NO WRITER ATTRIBUTED

Nowadays when one wants to be particularly nasty, he calls the object of his wrath a "socialist". "Bolshevik" and "communist" are other terms frequently used--all in a very vague but uniformly defamatory manner. Yet not so long ago, these words were in perfectly good repute; and though it might stamp one as a crank and impractical idealist, to be a socialist or communist was not held to be a stain on one's character. Just so the little word "liberal" has come to "cover a multitude of sins", this time as a camouflage for less respected designations. Properly speaking, a liberal" is one who is free: free from bias and prejudice: broad and open-minded; free, above all, from extremes of every kind.

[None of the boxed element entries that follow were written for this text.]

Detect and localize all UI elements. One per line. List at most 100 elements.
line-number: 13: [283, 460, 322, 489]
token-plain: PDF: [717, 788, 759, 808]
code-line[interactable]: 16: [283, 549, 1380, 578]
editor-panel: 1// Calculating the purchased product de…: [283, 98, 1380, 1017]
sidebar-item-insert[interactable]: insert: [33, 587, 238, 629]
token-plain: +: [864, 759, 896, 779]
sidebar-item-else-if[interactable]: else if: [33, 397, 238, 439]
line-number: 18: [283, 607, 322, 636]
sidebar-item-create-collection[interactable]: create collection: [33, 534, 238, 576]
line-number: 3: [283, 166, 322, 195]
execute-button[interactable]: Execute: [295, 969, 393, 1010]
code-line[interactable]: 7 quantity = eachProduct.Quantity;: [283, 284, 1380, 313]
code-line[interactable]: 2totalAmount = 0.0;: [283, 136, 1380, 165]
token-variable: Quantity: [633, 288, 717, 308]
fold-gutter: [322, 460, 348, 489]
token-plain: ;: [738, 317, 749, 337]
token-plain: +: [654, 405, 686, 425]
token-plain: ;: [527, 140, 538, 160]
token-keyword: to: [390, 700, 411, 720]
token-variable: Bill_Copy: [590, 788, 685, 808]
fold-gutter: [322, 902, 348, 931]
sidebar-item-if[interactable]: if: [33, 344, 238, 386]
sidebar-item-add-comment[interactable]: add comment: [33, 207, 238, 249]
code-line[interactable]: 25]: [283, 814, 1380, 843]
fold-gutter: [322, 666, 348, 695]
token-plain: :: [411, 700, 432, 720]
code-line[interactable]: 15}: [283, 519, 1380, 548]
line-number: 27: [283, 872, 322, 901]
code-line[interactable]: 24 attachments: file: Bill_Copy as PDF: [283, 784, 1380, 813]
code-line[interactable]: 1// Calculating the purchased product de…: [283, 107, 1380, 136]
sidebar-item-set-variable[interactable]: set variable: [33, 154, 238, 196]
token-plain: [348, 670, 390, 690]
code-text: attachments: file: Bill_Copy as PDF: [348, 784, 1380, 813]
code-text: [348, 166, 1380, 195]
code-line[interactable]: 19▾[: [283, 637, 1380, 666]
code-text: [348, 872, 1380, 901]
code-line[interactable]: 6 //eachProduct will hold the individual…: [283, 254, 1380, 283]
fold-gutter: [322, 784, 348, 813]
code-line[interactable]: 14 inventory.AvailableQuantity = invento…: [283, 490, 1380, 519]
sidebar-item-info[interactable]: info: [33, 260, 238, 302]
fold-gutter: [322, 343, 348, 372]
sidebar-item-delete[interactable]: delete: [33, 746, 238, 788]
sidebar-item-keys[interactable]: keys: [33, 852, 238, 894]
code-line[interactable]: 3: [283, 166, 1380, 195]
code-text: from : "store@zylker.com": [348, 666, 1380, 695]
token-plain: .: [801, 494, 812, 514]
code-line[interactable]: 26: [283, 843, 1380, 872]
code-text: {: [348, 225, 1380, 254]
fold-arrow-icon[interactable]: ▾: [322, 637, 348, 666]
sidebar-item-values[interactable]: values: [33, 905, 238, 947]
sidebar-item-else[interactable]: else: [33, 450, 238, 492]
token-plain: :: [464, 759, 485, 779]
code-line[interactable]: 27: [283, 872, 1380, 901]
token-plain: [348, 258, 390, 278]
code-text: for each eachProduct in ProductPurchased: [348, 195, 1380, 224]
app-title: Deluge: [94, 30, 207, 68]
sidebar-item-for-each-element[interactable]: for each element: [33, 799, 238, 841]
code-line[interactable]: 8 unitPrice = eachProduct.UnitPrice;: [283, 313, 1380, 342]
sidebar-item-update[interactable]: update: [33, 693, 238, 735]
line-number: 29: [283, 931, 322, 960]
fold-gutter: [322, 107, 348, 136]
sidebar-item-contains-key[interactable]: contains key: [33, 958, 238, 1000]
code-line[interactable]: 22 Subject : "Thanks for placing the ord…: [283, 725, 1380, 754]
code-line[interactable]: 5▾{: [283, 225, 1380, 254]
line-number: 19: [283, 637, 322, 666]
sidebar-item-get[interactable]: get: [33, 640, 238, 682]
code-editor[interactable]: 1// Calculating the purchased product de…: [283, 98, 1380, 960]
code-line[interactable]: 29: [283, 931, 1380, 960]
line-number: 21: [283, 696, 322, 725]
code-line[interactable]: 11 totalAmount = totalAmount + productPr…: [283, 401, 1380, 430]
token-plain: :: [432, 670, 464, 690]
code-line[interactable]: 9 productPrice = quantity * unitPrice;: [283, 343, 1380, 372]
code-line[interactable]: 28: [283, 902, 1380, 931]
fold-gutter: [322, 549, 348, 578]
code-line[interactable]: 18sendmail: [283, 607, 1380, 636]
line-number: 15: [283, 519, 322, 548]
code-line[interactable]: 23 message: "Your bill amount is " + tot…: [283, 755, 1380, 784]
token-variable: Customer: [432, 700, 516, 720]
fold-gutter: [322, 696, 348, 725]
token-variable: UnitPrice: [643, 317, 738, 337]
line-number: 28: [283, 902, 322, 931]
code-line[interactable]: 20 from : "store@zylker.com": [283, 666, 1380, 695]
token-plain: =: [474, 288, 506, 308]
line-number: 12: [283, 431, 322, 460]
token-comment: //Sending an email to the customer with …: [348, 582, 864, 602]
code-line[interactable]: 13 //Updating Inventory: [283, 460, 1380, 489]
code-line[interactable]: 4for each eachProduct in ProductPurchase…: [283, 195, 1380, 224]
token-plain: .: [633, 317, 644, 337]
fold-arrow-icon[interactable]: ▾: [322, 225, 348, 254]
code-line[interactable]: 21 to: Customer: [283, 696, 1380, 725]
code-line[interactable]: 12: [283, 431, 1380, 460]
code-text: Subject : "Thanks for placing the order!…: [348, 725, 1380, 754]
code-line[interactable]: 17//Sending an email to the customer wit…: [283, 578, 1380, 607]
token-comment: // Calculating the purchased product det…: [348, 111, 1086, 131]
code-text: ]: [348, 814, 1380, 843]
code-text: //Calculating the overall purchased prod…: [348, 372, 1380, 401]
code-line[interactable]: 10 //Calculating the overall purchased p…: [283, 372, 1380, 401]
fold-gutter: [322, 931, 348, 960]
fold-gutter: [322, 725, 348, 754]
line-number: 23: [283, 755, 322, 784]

The liberal holds distinctly to the middle ground. Not that he has no definite opinions--he usually has; but he has reached his conclusions after a careful survey of all the evidence, and he is always conscious, when expressing an opinion, of the other side. His individual judgments may be either radical or conservative, yet, in the broad sweep of his viewpoint, he is neither. On the contrary, he combines the best of both. His is the "golden mean" of Horace. The true liberal is well-informed, dispassionate, unprejudiced--in short an ideal.

How far then, do some of our present-day "liberals" come from measuring up to that ideal: Too often the self-styled "liberal" is as bigoted and impassioned, in his own way, as the "conservative" whom he so despises. Liberalism is not the opposite of Conservatism. It is rather, a separate and highly-to-be-desired state by itself. Yet today all but the most hidebound reactionaries call themselves "liberal" and exhibit their own particular little idiosyncrasies as proof of the fact. Consequently when the delegates gather here next week to form an intercollegiate Liberal Society, they will be laboring under the handicap of a decidedly ambiguous name. Nevertheless, such an intercollegiate organization is greatly to be desired, provided that it is very careful to held to the proper meaning of the word "liberal" a point which the conference will do well to keep in mind.